Last week, the exchange tentatively reopened for two days, with investors only allowed to trade 33 of the 50 companies on the MOEX.

In addition to lingering concerns over the pandemic, the war in Ukraine and inflation are clouding the global outlook. Another concern in these uncertain times is the Federal Reserve’s moves to raise interest rates to counter soaring prices.

The Japanese yen fell to its lowest level in seven years against the US dollar after the central bank announced that it would buy 10-year Japanese government bonds at a fixed rate of 0.25% for three days at from Tuesday. By buying the bonds, the Bank of Japan is trying to keep interest rates in check at a time when rates are rising in the United States and elsewhere.

The BOJ has kept its own benchmark rate at an ultra-low minus 0.1% for years, trying to encourage borrowing and spending to help spur faster economic growth. Its resolve to keep interest rates from rising is being tested by the weak yen, which favors exporters but raises the cost of imports of manufacturing materials and crucial consumer goods, especially oil and gas.

The dollar was trading at 124.18 yen on Monday evening, against 122.07 yen on Friday evening. The euro traded at $1.0962, down from $1.0989.

The tide is unlikely to reverse any time soon, SPI Asset Management’s Stephen Innes said in a commentary.

“There is no evidence yet that the BOJ is willing to push back on (Japanese yen) weakness due to rising import price pressures,” he said.

Japan’s benchmark Nikkei 225 slid nearly 0.7% to end at 27,943.89 on Monday, while Australia’s S&P/ASX 200 gained 0.1% to 7,412.40. The South Korean Kospi fell less than 0.1% to 2,729.56. Hong Kong’s Hang Seng jumped 1.3% to 21,684.97.

Ukraine and Russia are to meet earlier this week in Turkey. Ukrainian President Volodymyr Zelenskyy said in an overnight national address on Sunday that he hoped for “peace without delay” but would guarantee his country’s sovereignty and territorial integrity.

The war adds to concerns about instability, energy prices and economic downturns in various countries.

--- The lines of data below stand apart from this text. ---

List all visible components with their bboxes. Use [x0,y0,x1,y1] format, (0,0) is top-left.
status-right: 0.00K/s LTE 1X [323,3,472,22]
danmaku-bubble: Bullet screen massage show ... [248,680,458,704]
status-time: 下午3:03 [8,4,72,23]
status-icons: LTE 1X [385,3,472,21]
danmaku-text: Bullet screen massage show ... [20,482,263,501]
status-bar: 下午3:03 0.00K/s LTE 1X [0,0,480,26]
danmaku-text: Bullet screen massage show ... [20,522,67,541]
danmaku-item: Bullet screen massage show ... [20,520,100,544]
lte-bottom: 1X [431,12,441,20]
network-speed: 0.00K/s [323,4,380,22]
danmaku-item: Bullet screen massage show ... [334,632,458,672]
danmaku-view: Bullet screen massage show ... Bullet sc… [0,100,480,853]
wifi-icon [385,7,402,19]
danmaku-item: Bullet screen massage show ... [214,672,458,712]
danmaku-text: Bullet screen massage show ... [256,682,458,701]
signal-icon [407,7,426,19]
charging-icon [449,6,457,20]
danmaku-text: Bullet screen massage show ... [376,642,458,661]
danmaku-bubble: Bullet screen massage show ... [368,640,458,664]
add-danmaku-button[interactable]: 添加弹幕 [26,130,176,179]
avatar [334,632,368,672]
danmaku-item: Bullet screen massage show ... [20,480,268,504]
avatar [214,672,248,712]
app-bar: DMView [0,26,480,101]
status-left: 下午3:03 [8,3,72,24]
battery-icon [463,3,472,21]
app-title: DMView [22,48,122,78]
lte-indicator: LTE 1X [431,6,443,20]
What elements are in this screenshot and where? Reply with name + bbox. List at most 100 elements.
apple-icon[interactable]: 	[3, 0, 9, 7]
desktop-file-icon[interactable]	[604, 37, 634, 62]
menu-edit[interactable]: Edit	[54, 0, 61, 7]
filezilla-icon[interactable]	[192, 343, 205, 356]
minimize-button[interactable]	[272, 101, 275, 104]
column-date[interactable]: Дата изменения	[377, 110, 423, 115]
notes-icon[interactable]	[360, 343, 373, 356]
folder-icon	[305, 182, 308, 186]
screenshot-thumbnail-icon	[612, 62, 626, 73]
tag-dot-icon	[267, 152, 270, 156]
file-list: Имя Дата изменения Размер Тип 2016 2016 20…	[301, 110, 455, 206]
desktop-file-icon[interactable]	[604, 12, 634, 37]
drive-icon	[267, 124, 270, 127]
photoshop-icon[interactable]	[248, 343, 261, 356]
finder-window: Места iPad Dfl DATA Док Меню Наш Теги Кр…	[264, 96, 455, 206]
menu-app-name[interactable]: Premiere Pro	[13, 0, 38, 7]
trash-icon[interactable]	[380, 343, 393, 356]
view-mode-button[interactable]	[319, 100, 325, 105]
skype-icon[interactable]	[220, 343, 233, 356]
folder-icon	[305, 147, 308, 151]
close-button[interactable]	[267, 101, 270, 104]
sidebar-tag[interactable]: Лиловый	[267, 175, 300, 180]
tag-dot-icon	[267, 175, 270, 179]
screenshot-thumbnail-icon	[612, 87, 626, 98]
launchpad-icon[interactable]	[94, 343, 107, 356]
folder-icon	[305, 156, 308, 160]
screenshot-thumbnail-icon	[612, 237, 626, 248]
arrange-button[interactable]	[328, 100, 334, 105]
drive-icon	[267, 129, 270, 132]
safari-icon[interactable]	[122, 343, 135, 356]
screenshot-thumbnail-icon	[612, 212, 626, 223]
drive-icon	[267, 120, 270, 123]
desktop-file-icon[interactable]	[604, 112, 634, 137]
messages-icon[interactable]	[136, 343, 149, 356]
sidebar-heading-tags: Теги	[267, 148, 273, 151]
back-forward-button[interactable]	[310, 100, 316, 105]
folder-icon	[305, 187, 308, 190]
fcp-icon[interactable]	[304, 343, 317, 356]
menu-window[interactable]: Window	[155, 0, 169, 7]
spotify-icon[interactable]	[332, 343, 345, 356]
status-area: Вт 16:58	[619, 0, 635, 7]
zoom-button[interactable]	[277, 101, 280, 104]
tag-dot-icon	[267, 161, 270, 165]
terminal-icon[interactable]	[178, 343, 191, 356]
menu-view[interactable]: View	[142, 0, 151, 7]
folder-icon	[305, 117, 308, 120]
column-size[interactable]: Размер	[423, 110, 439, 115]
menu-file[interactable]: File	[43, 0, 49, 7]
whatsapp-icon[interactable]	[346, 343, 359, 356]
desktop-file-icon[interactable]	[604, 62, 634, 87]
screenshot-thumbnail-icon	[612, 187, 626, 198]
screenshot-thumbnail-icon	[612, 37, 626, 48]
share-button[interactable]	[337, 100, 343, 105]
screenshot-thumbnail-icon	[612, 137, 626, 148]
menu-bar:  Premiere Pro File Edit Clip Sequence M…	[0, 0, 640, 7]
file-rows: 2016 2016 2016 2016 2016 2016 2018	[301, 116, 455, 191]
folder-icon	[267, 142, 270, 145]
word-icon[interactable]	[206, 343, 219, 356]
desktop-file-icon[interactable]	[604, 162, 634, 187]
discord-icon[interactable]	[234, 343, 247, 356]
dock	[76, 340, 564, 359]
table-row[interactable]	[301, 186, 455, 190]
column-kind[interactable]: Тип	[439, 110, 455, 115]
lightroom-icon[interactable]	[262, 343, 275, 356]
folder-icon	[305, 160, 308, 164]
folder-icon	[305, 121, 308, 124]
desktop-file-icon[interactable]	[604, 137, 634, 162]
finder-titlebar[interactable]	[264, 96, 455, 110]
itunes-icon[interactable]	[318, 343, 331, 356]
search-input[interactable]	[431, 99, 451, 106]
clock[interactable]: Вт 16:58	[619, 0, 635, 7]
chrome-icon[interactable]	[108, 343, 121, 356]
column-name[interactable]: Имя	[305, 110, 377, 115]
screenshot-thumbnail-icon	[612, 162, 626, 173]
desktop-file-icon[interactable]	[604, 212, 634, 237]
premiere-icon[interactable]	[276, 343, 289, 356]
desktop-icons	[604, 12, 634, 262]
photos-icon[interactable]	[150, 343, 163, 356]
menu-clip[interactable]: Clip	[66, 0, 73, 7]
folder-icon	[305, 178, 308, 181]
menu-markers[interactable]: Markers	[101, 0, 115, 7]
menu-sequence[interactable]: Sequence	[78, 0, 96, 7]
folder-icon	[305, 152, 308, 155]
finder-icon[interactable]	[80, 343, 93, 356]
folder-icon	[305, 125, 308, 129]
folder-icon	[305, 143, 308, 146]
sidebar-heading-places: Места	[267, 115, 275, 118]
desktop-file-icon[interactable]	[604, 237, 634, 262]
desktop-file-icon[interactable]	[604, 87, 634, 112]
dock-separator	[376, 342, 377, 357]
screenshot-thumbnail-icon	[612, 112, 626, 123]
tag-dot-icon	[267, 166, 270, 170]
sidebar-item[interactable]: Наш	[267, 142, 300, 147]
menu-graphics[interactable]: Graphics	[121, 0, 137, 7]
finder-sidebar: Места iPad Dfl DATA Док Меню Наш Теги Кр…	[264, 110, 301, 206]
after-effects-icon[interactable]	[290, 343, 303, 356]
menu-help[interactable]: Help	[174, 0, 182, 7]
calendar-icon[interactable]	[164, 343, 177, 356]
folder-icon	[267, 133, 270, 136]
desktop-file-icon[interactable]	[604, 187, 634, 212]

Oil prices have been volatile since the start of Russia’s war against Ukraine in February. Russia is the second largest exporter of crude. Energy prices were already high, but the dispute raised concerns that a worsening supply shortage could further aggravate persistently rising inflation.

The UAE energy minister on an oil alliance with Russia, saying it is an important member of the OPEC+ global energy alliance with its production of 10 million barrels of oil per day.

“And leaving politics aside, this volume is needed today,” Suhail al-Mazrouei said. “Unless someone wants to come in and bring 10 million barrels, we don’t see anyone being able to replace Russia.”

Led by Saudi Arabia and Russia, the alliance has the ability to boost oil production and drive down crude prices that have topped $100 a barrel.

Benchmark U.S. crude fell $6.67 to $107.23 a barrel Monday in electronic trading on the New York Mercantile Exchange. It rose 1.4% to settle at $113.90 a barrel on Friday evening. Brent, the international price standard, fell $6.27 to $111.10 a barrel.